Les champ d’oignons n’existe pas dans la région de l’Extrême-Nord
Une publication devenue virale sur les réseaux sociaux et notamment Facebook montre un champ d’oignons. L’auteur du post laisse entendre que l’image présentée est une illustration de la richesse de la région de l’Extrême-Nord du Cameroun. Mais après vérification auprès des responsables de la délégation régionale du ministère de l’Agriculture et du Développement rural, il ne s’agit pas d’un champ d’oignons dans l’Extrême-Nord.

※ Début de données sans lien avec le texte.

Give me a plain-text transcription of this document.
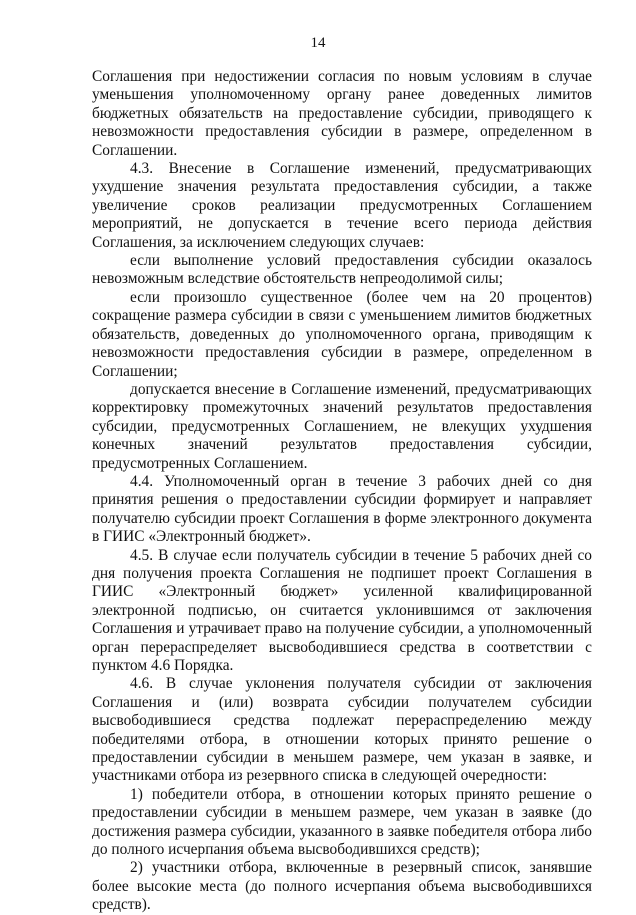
14

Соглашения при недостижении согласия по новым условиям в случае уменьшения уполномоченному органу ранее доведенных лимитов бюджетных обязательств на предоставление субсидии, приводящего к невозможности предоставления субсидии в размере, определенном в Соглашении.

4.3. Внесение в Соглашение изменений, предусматривающих ухудшение значения результата предоставления субсидии, а также увеличение сроков реализации предусмотренных Соглашением мероприятий, не допускается в течение всего периода действия Соглашения, за исключением следующих случаев:

если выполнение условий предоставления субсидии оказалось невозможным вследствие обстоятельств непреодолимой силы;

если произошло существенное (более чем на 20 процентов) сокращение размера субсидии в связи с уменьшением лимитов бюджетных обязательств, доведенных до уполномоченного органа, приводящим к невозможности предоставления субсидии в размере, определенном в Соглашении;

допускается внесение в Соглашение изменений, предусматривающих корректировку промежуточных значений результатов предоставления субсидии, предусмотренных Соглашением, не влекущих ухудшения конечных значений результатов предоставления субсидии, предусмотренных Соглашением.

4.4. Уполномоченный орган в течение 3 рабочих дней со дня принятия решения о предоставлении субсидии формирует и направляет получателю субсидии проект Соглашения в форме электронного документа в ГИИС «Электронный бюджет».

4.5. В случае если получатель субсидии в течение 5 рабочих дней со дня получения проекта Соглашения не подпишет проект Соглашения в ГИИС «Электронный бюджет» усиленной квалифицированной электронной подписью, он считается уклонившимся от заключения Соглашения и утрачивает право на получение субсидии, а уполномоченный орган перераспределяет высвободившиеся средства в соответствии с пунктом 4.6 Порядка.

4.6. В случае уклонения получателя субсидии от заключения Соглашения и (или) возврата субсидии получателем субсидии высвободившиеся средства подлежат перераспределению между победителями отбора, в отношении которых принято решение о предоставлении субсидии в меньшем размере, чем указан в заявке, и участниками отбора из резервного списка в следующей очередности:

1) победители отбора, в отношении которых принято решение о предоставлении субсидии в меньшем размере, чем указан в заявке (до достижения размера субсидии, указанного в заявке победителя отбора либо до полного исчерпания объема высвободившихся средств);

2) участники отбора, включенные в резервный список, занявшие более высокие места (до полного исчерпания объема высвободившихся средств).
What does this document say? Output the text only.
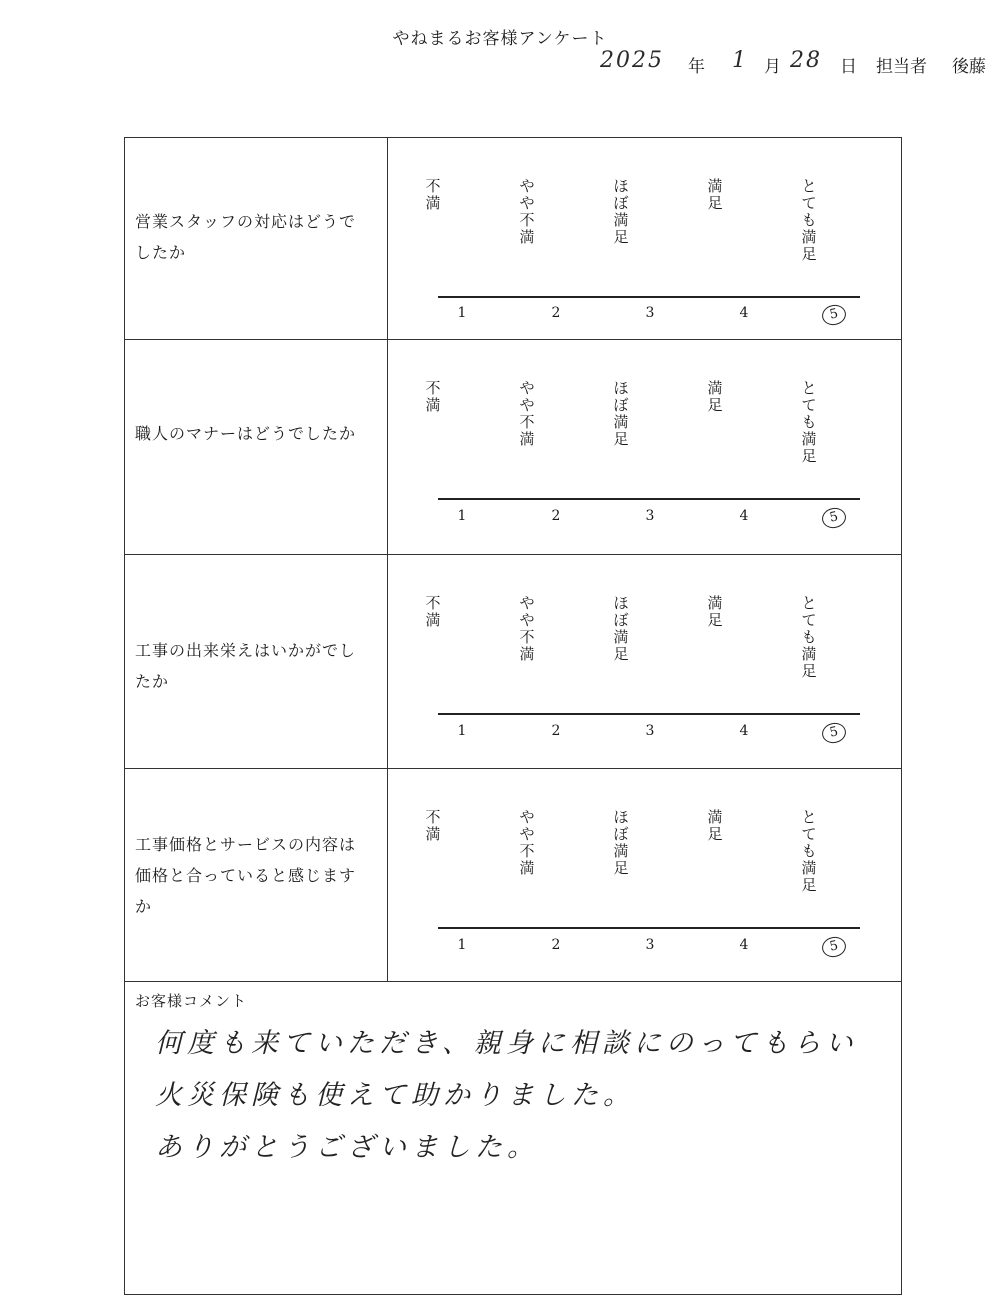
やねまるお客様アンケート
2025 年 1 月 28 日 担当者 後藤
営業スタッフの対応はどうでしたか
不満
やや不満
ほぼ満足
満足
とても満足
1	2	3	4	5
職人のマナーはどうでしたか
不満
やや不満
ほぼ満足
満足
とても満足
1	2	3	4	5
工事の出来栄えはいかがでしたか
不満
やや不満
ほぼ満足
満足
とても満足
1	2	3	4	5
工事価格とサービスの内容は価格と合っていると感じますか
不満
やや不満
ほぼ満足
満足
とても満足
1	2	3	4	5
お客様コメント
何度も来ていただき、親身に相談にのってもらい
火災保険も使えて助かりました。
ありがとうございました。
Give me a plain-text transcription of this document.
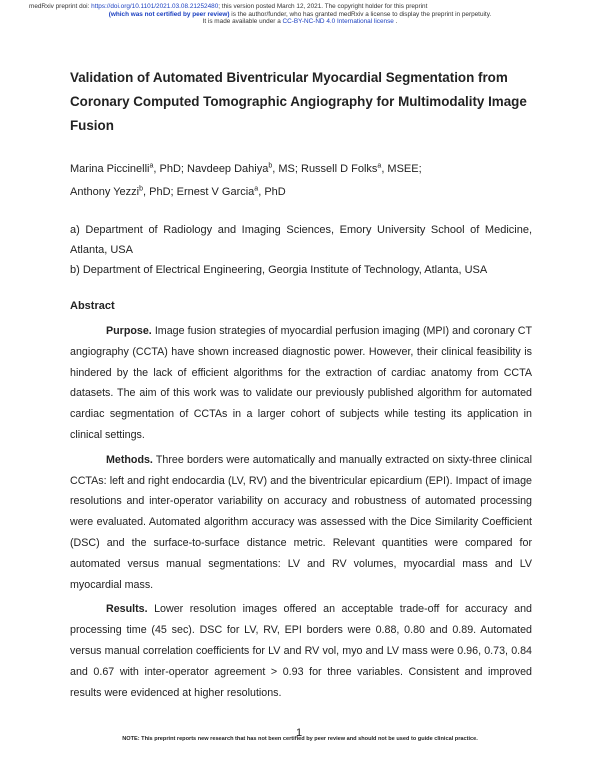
medRxiv preprint doi: https://doi.org/10.1101/2021.03.08.21252480; this version posted March 12, 2021. The copyright holder for this preprint
(which was not certified by peer review) is the author/funder, who has granted medRxiv a license to display the preprint in perpetuity.
It is made available under a CC-BY-NC-ND 4.0 International license .
Validation of Automated Biventricular Myocardial Segmentation from Coronary Computed Tomographic Angiography for Multimodality Image Fusion
Marina Piccinelli$^a$, PhD; Navdeep Dahiya$^b$, MS; Russell D Folks$^a$, MSEE;
Anthony Yezzi$^b$, PhD; Ernest V Garcia$^a$, PhD

a) Department of Radiology and Imaging Sciences, Emory University School of Medicine, Atlanta, USA

b) Department of Electrical Engineering, Georgia Institute of Technology, Atlanta, USA

Abstract

Purpose. Image fusion strategies of myocardial perfusion imaging (MPI) and coronary CT angiography (CCTA) have shown increased diagnostic power. However, their clinical feasibility is hindered by the lack of efficient algorithms for the extraction of cardiac anatomy from CCTA datasets. The aim of this work was to validate our previously published algorithm for automated cardiac segmentation of CCTAs in a larger cohort of subjects while testing its application in clinical settings.

Methods. Three borders were automatically and manually extracted on sixty-three clinical CCTAs: left and right endocardia (LV, RV) and the biventricular epicardium (EPI). Impact of image resolutions and inter-operator variability on accuracy and robustness of automated processing were evaluated. Automated algorithm accuracy was assessed with the Dice Similarity Coefficient (DSC) and the surface-to-surface distance metric. Relevant quantities were compared for automated versus manual segmentations: LV and RV volumes, myocardial mass and LV myocardial mass.

Results. Lower resolution images offered an acceptable trade-off for accuracy and processing time (45 sec). DSC for LV, RV, EPI borders were 0.88, 0.80 and 0.89. Automated versus manual correlation coefficients for LV and RV vol, myo and LV mass were 0.96, 0.73, 0.84 and 0.67 with inter-operator agreement > 0.93 for three variables. Consistent and improved results were evidenced at higher resolutions.

1
NOTE: This preprint reports new research that has not been certified by peer review and should not be used to guide clinical practice.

Le 10 mai 2023, Issa Marwan officiel a publié sur sa page Facebook une photo accompagnée du message : « Extrême-Nord Cameroun, la richesse du pays et la beauté du sahel ». Sur la photo, des personnes en pleine récolte d’oignons sont visibles
.Le même jour, Nord du Kamer Info, une page qui se décrit comme un journal et suivie par plus de 8100 followers, a relayé cette publication accompagnée du même message.
Vérification
Dans le but d’avoir des informations précises sur la source de cette image et la localité où elle a été prise, DataCameroon a contacté l’administrateur de la page Issa Marwam Officiel à travers Messenger. « C’est dans le département du Mayo-Tsanaga, mais ce n’est pas moi qui ai pris cette photo », répond l’administrateur qui n’en dit pas plus
. DataCameroon a contacté Abdelkarim Ahmadou, ingénieur agronome à Garoua. A la vue de la photo, il indique qu’il s’agit de la technique d’irrigation goûte à goûte. « C’est une technique moderne d’irrigation des cultures. La majorité des gens ne la pratique pas, certaines ONG oui. Mais c’est très coûteux », explique-t-il.Producteur d’oignons dans la localité de Koza, dans le département du Mayo-Tsanaga, région de l’Extrême-Nord, Sakava affirme que cette pratique n’est pas connue ou pratiquée dans cette partie du pays. « On ne connait pas la technique goûte à goûte dans nos champs d’oignons. Ici à Koza, on fait des casiers en damier
. L’eau passe par les petits signons qui séparent les casiers et à chaque fois, on ferme avec de la terre lorsque l’eau remplie le secteur et on l’oriente ailleurs. », explique-t-il.Technique goûte à goûte
Damaris Demagaï, technicienne principale d’agriculture à la délégation départementale de l’Agriculture du Mayo-Tsanaga ne reconnaît pas non plus l’irrigation goûte à goûte comme une technique utilisée dans la région. Joint au téléphone, la spécialiste explique que, certes le Mayo-Tsanaga est l’un des grands bassins de production d’oignons dans la région de l’Extrême-Nord, mais cette technique n’est pas utilisée dans la zone. « Nous avons regardé la photo avec les collègues, cette technique utilisée dans l’image nous fait dire que ce champ n’est pas chez nous, parce que ce type d’irrigation n’est pas pratiquée dans le Mayo-Tsanaga », renseigne-t-elle.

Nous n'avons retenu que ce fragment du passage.